ALGIERS – The arms used by militants who seized an Algerian gas plant in a deadly hostage-taking drama came from Libyan rebels who overthrew Moammar Gadhafi last year, an Algerian newspaper reported Wednesday.
“The first interrogations of the three terrorists captured by security services have revealed that rebels in Zintan (southwest Libya) were behind the sale of the arms used against the gas plant,” the Echorouk daily reported.
Algeria has said 37 foreigners of eight nationalities and one Algerian were killed in the four-day siege, which ended Saturday in a rescue operation by security forces.
The militants’ chief, Algerian Mohamed Lamine Bencheneb, who was killed in the assault, negotiated the sale of Kalashnikov assault rifles for $500 a piece and rockets priced at $800, according to Echorouk.

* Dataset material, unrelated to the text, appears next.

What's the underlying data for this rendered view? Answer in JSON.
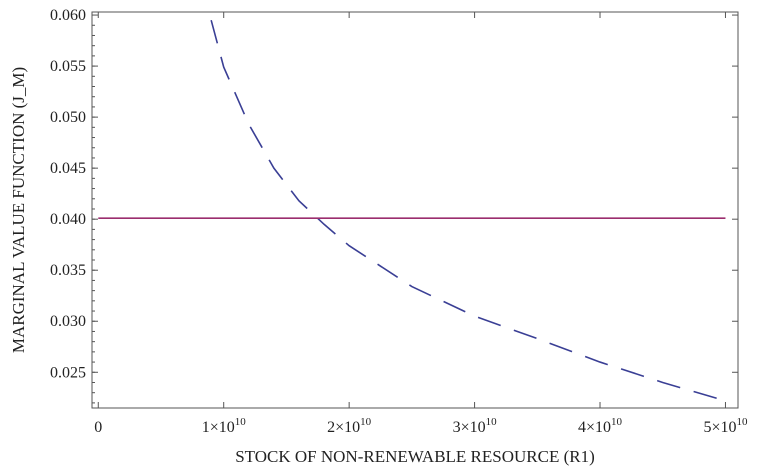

A source in Libya said Tuesday the militants also received logistical aid from Islamists in Libya. “Logistical support was provided from Libya,” said the source close to hardline Islamist groups in Libya, which has seen a rise in extremism since the fall of Gadhafi.
The source did not specify the exact nature of the aid but acknowledged that Libyan Islamists were also responsible for establishing contacts between the captors and the media.
The Tunisian daily El Watan, meanwhile, reported that “the operation was organized and prepared in Libya. Only some elements came from northern Mali to reinforce the group.” Their heavy arms came from Libya, “where tons of weaponry were dropped by French aircraft during the uprising against Gadhafi,” it said, quoting Tunisian security sources.